Dow’s Quinta Senhorita da Ribeira Vintage Porto 2006 ($60)—Vintage Ports are among the world’s greatest values, and this year (bottled in 2008) is just ready to decant and drink with great pleasure. The name—“Lady of the River”—refers to a small chapel on the Douro where sailors would ask for safe passage on the river. The wine will certainly improve still further as the tannins soften to reveal the blackberry and vanilla components beneath. With a blue cheese, roasted walnuts or chestnuts, and dried apricots, this is as good a complement as I can think of.

Assobio 2013 ($13)—The Douro does not just produce its famous Port wines; more and more the region is exporting a range of solidly knit, well made red wines like Assobio, whose D.O.C. designation doesn’t tell you much about its origins. Assobio refers to a hillside with high vineyards, but it’s made from Touriga Nacional, Tinta Roriz and Touriga Franca, giving it depth and charm. Very well priced.

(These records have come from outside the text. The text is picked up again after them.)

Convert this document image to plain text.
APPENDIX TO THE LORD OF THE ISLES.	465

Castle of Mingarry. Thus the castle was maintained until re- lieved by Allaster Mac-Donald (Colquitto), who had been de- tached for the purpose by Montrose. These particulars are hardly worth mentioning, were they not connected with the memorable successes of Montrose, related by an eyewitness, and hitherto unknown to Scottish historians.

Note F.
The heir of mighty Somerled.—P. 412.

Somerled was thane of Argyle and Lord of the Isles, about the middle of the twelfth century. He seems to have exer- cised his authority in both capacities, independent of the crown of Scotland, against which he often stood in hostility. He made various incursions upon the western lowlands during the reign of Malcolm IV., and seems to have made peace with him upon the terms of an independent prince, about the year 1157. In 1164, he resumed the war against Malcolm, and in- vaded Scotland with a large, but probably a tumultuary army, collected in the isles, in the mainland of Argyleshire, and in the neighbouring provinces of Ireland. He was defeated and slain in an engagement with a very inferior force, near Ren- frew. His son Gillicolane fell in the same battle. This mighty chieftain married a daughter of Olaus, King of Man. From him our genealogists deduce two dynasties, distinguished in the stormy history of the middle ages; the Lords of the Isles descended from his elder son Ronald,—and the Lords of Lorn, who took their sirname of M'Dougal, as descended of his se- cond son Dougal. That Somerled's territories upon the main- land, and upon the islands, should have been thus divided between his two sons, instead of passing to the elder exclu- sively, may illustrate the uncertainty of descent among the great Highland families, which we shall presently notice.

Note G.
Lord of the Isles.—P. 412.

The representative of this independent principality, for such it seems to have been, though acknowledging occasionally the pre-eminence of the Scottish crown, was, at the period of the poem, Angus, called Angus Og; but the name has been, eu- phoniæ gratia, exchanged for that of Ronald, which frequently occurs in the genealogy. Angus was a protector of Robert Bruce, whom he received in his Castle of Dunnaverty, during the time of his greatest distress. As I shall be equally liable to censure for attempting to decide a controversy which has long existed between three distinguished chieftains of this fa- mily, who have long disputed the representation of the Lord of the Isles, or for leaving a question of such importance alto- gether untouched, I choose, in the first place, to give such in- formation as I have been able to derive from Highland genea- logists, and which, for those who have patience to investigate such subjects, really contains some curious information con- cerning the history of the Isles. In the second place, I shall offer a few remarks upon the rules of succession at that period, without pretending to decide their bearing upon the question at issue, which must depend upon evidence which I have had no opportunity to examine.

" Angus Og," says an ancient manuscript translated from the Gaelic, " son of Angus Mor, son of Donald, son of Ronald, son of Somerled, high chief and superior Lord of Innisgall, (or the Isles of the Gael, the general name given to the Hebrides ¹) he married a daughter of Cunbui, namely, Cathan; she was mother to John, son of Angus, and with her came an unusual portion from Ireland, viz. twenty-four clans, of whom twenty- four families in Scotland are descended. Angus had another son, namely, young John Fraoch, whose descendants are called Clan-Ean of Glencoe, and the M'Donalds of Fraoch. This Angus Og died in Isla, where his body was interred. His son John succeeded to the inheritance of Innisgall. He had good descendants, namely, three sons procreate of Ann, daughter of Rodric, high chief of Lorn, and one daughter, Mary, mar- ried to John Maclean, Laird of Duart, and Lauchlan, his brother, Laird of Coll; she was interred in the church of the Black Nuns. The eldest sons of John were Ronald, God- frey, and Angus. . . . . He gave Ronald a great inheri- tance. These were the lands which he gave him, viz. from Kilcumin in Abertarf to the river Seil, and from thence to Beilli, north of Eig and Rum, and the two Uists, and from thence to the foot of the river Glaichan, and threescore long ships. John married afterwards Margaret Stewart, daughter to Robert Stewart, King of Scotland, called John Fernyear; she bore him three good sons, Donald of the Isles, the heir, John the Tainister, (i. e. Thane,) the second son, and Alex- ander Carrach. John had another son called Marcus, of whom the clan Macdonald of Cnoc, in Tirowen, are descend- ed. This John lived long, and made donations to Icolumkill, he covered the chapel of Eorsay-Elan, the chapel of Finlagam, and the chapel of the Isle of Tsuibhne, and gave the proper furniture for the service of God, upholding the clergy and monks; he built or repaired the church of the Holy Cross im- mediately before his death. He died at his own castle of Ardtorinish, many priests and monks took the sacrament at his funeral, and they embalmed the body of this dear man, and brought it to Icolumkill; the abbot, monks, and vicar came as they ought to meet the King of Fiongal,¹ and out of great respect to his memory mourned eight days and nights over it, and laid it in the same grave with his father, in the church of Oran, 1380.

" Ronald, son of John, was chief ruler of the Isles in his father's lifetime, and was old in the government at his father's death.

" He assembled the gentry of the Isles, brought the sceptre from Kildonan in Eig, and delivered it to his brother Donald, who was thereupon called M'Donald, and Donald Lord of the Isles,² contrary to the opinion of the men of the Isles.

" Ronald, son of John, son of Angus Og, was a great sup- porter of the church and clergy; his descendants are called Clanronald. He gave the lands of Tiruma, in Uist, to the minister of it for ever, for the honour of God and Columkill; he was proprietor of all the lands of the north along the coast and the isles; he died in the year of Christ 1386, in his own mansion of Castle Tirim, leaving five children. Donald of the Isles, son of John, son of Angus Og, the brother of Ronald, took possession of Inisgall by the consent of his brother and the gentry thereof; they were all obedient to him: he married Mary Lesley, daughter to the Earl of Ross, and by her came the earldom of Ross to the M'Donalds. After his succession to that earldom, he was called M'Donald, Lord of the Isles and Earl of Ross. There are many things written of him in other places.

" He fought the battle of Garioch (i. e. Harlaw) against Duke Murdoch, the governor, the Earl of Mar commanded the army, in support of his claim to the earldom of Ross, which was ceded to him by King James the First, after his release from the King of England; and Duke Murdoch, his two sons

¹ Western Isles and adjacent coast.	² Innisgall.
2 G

Stag’s Leap Wine Cellars S.L.V. 2010 ($108)—Stag’s Leap Wine Cellars’ reputation goes back to the boom period in California wine in the 1970s, when its Cabernet Sauvignon won the 1976 “Judgment of Paris” tasting. S.L.V.’s first vintage was 1972 and it has remained consistently a beautiful example of how a broad-shouldered California Cab, made by Marcus Notaro, can achieve excellence without going above 14% alcohol. It can even age well—not something a lot of California Cabs do—but right now it’s velvety, robust and the kind of wine that begs you cook up a steak or stew for mid-autumn.